Surprise! Fundraising was strong in 2014 but not as great as last year.
Globally, there were 957 funds that closed this year with an aggregate capital raised of $480.1 billion, data from private equity data provider Preqin said. This compares to 2013 when 1,196 pools completed fundraising with an aggregate capital of $530.4 billion, Preqin said.
“It is hard to believe that 2013 was more active than 2014,” said one LP who was surprised by the numbers. “2014 was unbelievably active with a bizarre number of managers seemingly back in the market.”
Last year likely saw more megafunds in the market, which probably boosted totals, the LP said.
Distributions were also strong this year. PE funds returned $359 billion from realized investments during the first nine months of this year, Triago said in October. This total outpaced last year’s record of $344 billion for all of 2013, the report said.
Times are good for PE this year, maybe too good. High prices in the M&A market made it a great time to be a seller, while the ample debt available for deals “was ridiculous,” the LP said. The Dow Jones Industrial Average also broke through 18,000. “I do think we are in bubble in M&A, fundraising, Venture, PE,” the LP said. “Absolutely.”

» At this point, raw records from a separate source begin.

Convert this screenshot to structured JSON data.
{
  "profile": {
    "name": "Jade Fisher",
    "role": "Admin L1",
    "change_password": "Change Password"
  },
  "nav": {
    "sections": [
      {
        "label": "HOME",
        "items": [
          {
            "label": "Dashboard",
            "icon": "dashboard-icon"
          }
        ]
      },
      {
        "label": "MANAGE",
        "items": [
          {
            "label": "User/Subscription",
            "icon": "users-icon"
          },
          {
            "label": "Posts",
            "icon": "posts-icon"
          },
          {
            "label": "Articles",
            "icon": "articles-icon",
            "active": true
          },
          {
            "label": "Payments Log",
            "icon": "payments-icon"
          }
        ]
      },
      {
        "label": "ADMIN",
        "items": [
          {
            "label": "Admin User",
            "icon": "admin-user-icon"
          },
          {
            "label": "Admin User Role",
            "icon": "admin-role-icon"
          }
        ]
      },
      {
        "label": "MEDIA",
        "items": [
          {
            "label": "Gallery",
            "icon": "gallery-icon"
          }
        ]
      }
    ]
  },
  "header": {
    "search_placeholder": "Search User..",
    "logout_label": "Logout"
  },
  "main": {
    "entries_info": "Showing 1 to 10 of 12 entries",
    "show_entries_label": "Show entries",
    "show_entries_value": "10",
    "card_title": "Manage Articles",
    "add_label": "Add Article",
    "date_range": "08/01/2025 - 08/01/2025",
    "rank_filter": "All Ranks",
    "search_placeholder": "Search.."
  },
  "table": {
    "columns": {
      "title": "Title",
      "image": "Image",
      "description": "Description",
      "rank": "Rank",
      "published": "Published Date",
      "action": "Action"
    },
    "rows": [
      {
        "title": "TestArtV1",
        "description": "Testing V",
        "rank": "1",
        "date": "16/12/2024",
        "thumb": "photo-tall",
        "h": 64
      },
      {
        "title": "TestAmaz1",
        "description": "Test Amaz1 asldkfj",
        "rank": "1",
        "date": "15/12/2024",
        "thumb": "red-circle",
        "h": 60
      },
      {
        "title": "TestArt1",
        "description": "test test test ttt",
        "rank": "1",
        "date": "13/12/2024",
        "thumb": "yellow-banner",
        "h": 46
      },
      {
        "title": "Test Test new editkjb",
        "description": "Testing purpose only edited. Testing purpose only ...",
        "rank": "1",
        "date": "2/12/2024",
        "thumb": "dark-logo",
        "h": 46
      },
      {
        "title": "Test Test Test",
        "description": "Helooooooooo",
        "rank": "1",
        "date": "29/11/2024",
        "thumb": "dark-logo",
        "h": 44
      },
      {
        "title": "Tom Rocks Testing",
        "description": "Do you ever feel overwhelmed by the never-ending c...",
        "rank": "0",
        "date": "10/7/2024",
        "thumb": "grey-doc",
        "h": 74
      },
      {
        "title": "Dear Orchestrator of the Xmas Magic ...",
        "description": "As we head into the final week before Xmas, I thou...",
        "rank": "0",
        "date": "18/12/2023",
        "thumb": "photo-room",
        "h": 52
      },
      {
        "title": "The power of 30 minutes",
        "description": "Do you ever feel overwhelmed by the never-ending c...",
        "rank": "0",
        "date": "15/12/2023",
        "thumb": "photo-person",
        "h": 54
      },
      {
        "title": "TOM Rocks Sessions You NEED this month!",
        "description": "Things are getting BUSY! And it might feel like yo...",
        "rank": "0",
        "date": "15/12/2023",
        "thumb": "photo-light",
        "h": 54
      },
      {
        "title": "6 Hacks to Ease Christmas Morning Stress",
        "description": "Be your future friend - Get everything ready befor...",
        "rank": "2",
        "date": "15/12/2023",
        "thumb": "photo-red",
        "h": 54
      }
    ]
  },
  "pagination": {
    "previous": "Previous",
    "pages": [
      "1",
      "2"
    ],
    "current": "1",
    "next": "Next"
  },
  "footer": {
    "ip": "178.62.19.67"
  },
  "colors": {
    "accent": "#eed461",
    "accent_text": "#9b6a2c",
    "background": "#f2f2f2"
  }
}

The market is so frothy that some groups that shouldn’t be able to raise capital are succeeding, the LP said. The lack of experience could cause such groups to act irrationally and chase deals they shouldn’t be going after. “Instead of four PE funds now nine are chasing a company,” the LP said. “It makes you very worried overall. When you look at the years where the most amount of capital was raised, those aren’t the best performing years.”
A second LP said the frothy valuations should cause investors concern. “If multiples are at all time highs you know an adjustment is going to happen,” the second LP said.
With that warning in mind, here are the year’s biggest global funds, according to Preqin.
- Hellman & Friedman: The San Francisco PE firm took first place when it needed less than a year to raise its eighth buyout pool. Hellman & Friedman Capital Partners VIII LP closed at $10.9 billion in November. H&F was active in deal making this year; recent investments include ABRA Auto Body & Glass, Grocery Outlet and Renaissance Learning.
- Bain Capital: Mitt Romney’s old firm took second place when Bain closed its flagship fund at $7.3 billion, Reuters reported in April. Bain’s previous flagship fund, Fund X, raised $10.7 billion in 2008. Notable deals in 2014 for the Boston-based firm include an investment in Virgin Cruises, the new cruise line from Richard Branson’s investment firm Virgin Group. The PE firm also acquired a 50 percent stake in TOMS, a “one for one” shoe, eyewear and coffee company.
- Permira: After nearly three years fundraising, Permira closed its fifth fund in June at its hard cap of 5.3 billion Euros (US$7.2 billion). The London-based firm announced its fundraising plans in September 2011 with a 6.5 billion Euro target, Reuters reported. That was then scaled back to between 4 and 5 billion euros. Earlier this month, Permira said it sold an 11 percent stake in German fashion retailer Hugo Boss for 500 million euros ($620 million). Permira also sold Arysta LifeScience for about $3.51 billion.
- Clayton Dubilier & Rice: CD&R ranked fourth this year when it closed its ninth flagship fund at $6.4 billion in May. One of the oldest PE firms around (they were founded in 1978), CD&R targets sectors such as consumer/retail, healthcare, industrial and business services. The New York-based PE firm invested in Healogics, CHC Helicopter (CHC Group) and Mauser in 2014.
- Centerbridge Partners: Lastly, Centerbridge finished fundraising for its latest $6 billion PE fund in October. Centerbridge Capital Partners III beat its $5.75 billion target even after the Pennsylvania Public School Employees’ Retirement System cancelled a $100 million commitment to the fund over disagreement on contractual terms.